Romper esa rueda. Salir del centrifugado. Eso quiero. Pero ¿cómo se recupera la individualidad en un mundo que la somete al grupo, al ruido, al juicio ajeno? ¿Cómo mantener el alma intacta cuando la piel ya ha sido desgarrada por lo hostil?

Los ambientes —y las personas— generan lo que soy. Y lo que me cuesta es no ser eso. No convertirme en una reacción, en una defensa, en un espasmo. El dolor se esconde, sobre todo, en el trato. En lo no dicho. En el roce que se hace herida. Y no siempre contesto con la misma moneda; no por virtud, sino por cansancio. Hay algo secreto, sin embargo, que descubro: el arte de tender una soga. De sostenerse cuando uno está por ser absorbido por la violencia del otro o de uno mismo. La individualidad, entonces, no es una afirmación de ego, sino una resistencia, una forma de romper con lo común, de no fundirse en la turba del malestar general.

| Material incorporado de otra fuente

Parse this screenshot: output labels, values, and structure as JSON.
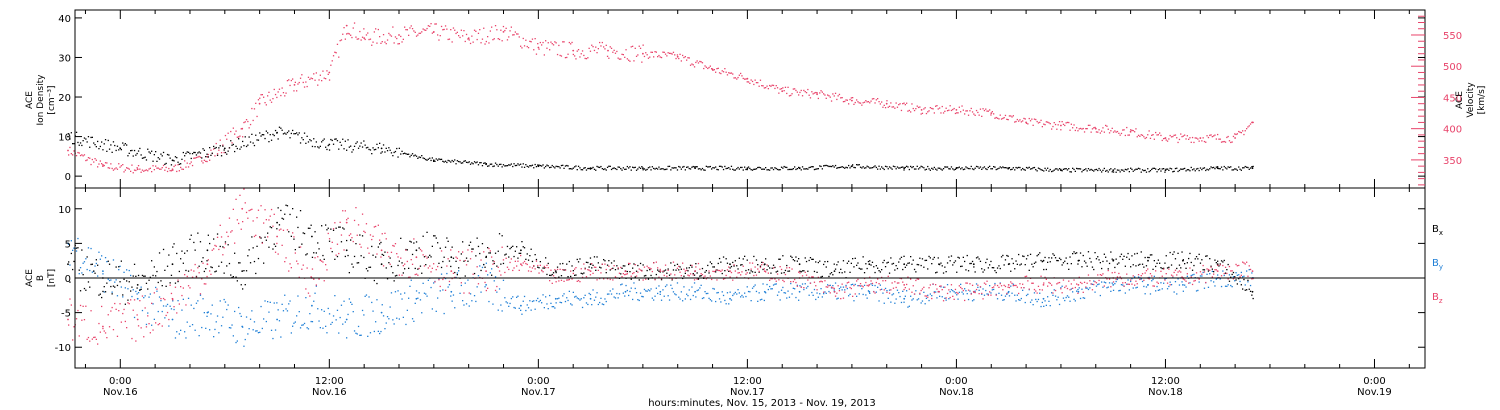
{
  "chart_data": [
    {
      "type": "scatter",
      "panel": "top",
      "ylabel_lines": [
        "ACE",
        "Ion Density",
        "[cm⁻³]"
      ],
      "ylim": [
        -3,
        42
      ],
      "yticks": [
        0,
        10,
        20,
        30,
        40
      ],
      "y2label_lines": [
        "ACE",
        "Velocity",
        "[km/s]"
      ],
      "y2lim": [
        305,
        590
      ],
      "y2ticks": [
        350,
        400,
        450,
        500,
        550
      ],
      "colors": {
        "density": "#000000",
        "velocity": "#e8436a"
      },
      "series": [
        {
          "axis": "left",
          "color": "#000000",
          "hours": [
            -3,
            0,
            3,
            6,
            9,
            12,
            15,
            18,
            21,
            24,
            27,
            30,
            33,
            36,
            39,
            42,
            45,
            48,
            51,
            54,
            57,
            60,
            63,
            65
          ],
          "values": [
            10,
            7,
            4,
            7,
            11,
            8,
            7,
            4,
            3,
            2.5,
            2,
            2,
            2,
            2,
            2,
            2.5,
            2,
            2,
            2,
            1.5,
            1.5,
            1.5,
            2,
            2
          ]
        },
        {
          "axis": "right",
          "color": "#e8436a",
          "hours": [
            -3,
            -1,
            1,
            3,
            5,
            7,
            8,
            10,
            12,
            13,
            14,
            16,
            18,
            20,
            22,
            24,
            26,
            28,
            30,
            32,
            34,
            36,
            38,
            40,
            42,
            44,
            46,
            48,
            50,
            52,
            54,
            56,
            58,
            60,
            62,
            64,
            65
          ],
          "values": [
            365,
            340,
            335,
            335,
            355,
            400,
            440,
            470,
            490,
            565,
            545,
            550,
            555,
            545,
            555,
            530,
            525,
            525,
            520,
            515,
            495,
            480,
            460,
            455,
            445,
            440,
            430,
            430,
            425,
            410,
            405,
            400,
            395,
            385,
            385,
            385,
            410
          ]
        }
      ]
    },
    {
      "type": "scatter",
      "panel": "bottom",
      "ylabel_lines": [
        "ACE",
        "B",
        "[nT]"
      ],
      "ylim": [
        -13,
        13
      ],
      "yticks": [
        -10,
        -5,
        0,
        5,
        10
      ],
      "legend": [
        {
          "label": "B",
          "sub": "x",
          "color": "#000000"
        },
        {
          "label": "B",
          "sub": "y",
          "color": "#1f7fd6"
        },
        {
          "label": "B",
          "sub": "z",
          "color": "#e8436a"
        }
      ],
      "series": [
        {
          "name": "Bx",
          "color": "#000000",
          "hours": [
            -3,
            -1,
            1,
            3,
            5,
            7,
            9,
            11,
            13,
            15,
            17,
            19,
            21,
            23,
            25,
            27,
            29,
            31,
            33,
            35,
            37,
            39,
            41,
            43,
            45,
            47,
            49,
            51,
            53,
            55,
            57,
            59,
            61,
            63,
            65
          ],
          "values": [
            2,
            0,
            -1,
            2,
            4,
            1,
            8,
            6,
            4,
            2,
            4,
            3,
            3,
            4,
            1,
            2,
            1,
            1,
            1,
            2,
            2,
            2,
            1,
            2,
            2,
            2,
            2,
            2,
            2.5,
            2.5,
            2.5,
            2.5,
            2.5,
            2,
            -2
          ]
        },
        {
          "name": "By",
          "color": "#1f7fd6",
          "hours": [
            -3,
            -1,
            1,
            3,
            5,
            7,
            9,
            11,
            13,
            15,
            17,
            19,
            21,
            23,
            25,
            27,
            29,
            31,
            33,
            35,
            37,
            39,
            41,
            43,
            45,
            47,
            49,
            51,
            53,
            55,
            57,
            59,
            61,
            63,
            65
          ],
          "values": [
            5,
            1,
            -3,
            -6,
            -5,
            -7,
            -6,
            -4,
            -6,
            -5,
            -3,
            -2,
            -1,
            -4,
            -3,
            -3,
            -2,
            -2,
            -2,
            -3,
            -2,
            -2,
            -2,
            -2,
            -3,
            -2,
            -2,
            -2,
            -3,
            -2,
            -1,
            -1,
            -1,
            0,
            0
          ]
        },
        {
          "name": "Bz",
          "color": "#e8436a",
          "hours": [
            -3,
            -1,
            1,
            3,
            5,
            7,
            9,
            11,
            13,
            15,
            17,
            19,
            21,
            23,
            25,
            27,
            29,
            31,
            33,
            35,
            37,
            39,
            41,
            43,
            45,
            47,
            49,
            51,
            53,
            55,
            57,
            59,
            61,
            63,
            65
          ],
          "values": [
            -6,
            -7,
            -6,
            -3,
            2,
            10,
            6,
            0,
            8,
            4,
            3,
            1,
            1,
            2,
            0,
            1,
            1,
            1,
            1,
            1,
            1,
            0,
            -2,
            -1,
            -1,
            -2,
            -2,
            -1,
            -1,
            -1,
            0,
            0,
            0,
            1,
            1
          ]
        }
      ]
    }
  ],
  "x_axis": {
    "ticks": [
      {
        "hour": 0,
        "time": "0:00",
        "date": "Nov.16"
      },
      {
        "hour": 12,
        "time": "12:00",
        "date": "Nov.16"
      },
      {
        "hour": 24,
        "time": "0:00",
        "date": "Nov.17"
      },
      {
        "hour": 36,
        "time": "12:00",
        "date": "Nov.17"
      },
      {
        "hour": 48,
        "time": "0:00",
        "date": "Nov.18"
      },
      {
        "hour": 60,
        "time": "12:00",
        "date": "Nov.18"
      },
      {
        "hour": 72,
        "time": "0:00",
        "date": "Nov.19"
      }
    ],
    "xlim_hours": [
      -2.6,
      74.9
    ],
    "label": "hours:minutes, Nov. 15, 2013 - Nov. 19, 2013"
  }
}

Porque andar en concordia no es vivir en paz; es elegir —una y otra vez— no disolverse en el caos ajeno.

Alguna vez, ingenuo, les llamé "mariposas" a esas punzadas que me apretaban el estómago al ver a alguien que me gustaba. Hoy, apenas me muerden las tripas, descubro lo ridículo de ese nombre. No eran mariposas. Eran lobos. Eran presagios.

Soy un ser contradictorio, como todo el mundo, pero con la desgracia de saberlo. No soy perfeccionista, y sin embargo, exijo que todo funcione. No necesito orden, pero sí estructura. En mis manos, todo proyecto parece un caos... hasta que de pronto algo estalla, como una constelación secreta que cobra forma, y entonces el resultado impacta.

Soy feliz —sí, a ratos—, pero tengo un temperamento de pólvora. Si siento que abusan de mi bondad, exploto. Y no aviso. Como esos relojes sin segundero que de pronto marcan la hora exacta.

A veces soy tan brutalmente honesto que ni yo sé si insulté o iluminé. No es crueldad; es transparencia. Pero incluso eso a veces duele.

Siento la necesidad de alejarme. No de irme, no siempre. Sólo correr unos metros. Respirar. Recuperar el silencio. En el fondo, soy un ermitaño de ciudad. Un lobo estepario atrapado en una oficina.

Y cuando me enojo, no me quedo ahí mucho tiempo. Un gesto sincero me desarma. Soy optimista, aunque la vida me haya enseñado a mirar por el rabillo del ojo. Prefiero la paz. No por bondad. Por economía emocional.

No le temo al compromiso. Le temo a la traición. No a la ajena. A la mía. A comprometerme con alguien que me obligue a dejar de ser quien soy.

Trato a mis enemigos con la atención que merecen. A quienes descuido, y no debería, es a los amigos. A veces me olvido de regar los vínculos que más amo.

Mis celos, si aparecen, no son por posesión. Son por el tiempo perdido. Por los instantes que ya no vuelven. Por lo que pudo ser y no fue. Las personas tal vez regresen. Pero los momentos no.

Hay días en que me despierto y soy un centauro desbocado. Otros, apenas una sombra que quiere recogerse en sí. Pero siempre —siempre— estoy buscando ese punto donde se reconcilien las partes, donde el animal no devore al humano, donde el yo deje de ser juez y pase a ser testigo. Donde, como diría Borges, al fin pueda perdonarme la forma que tiene mi destino.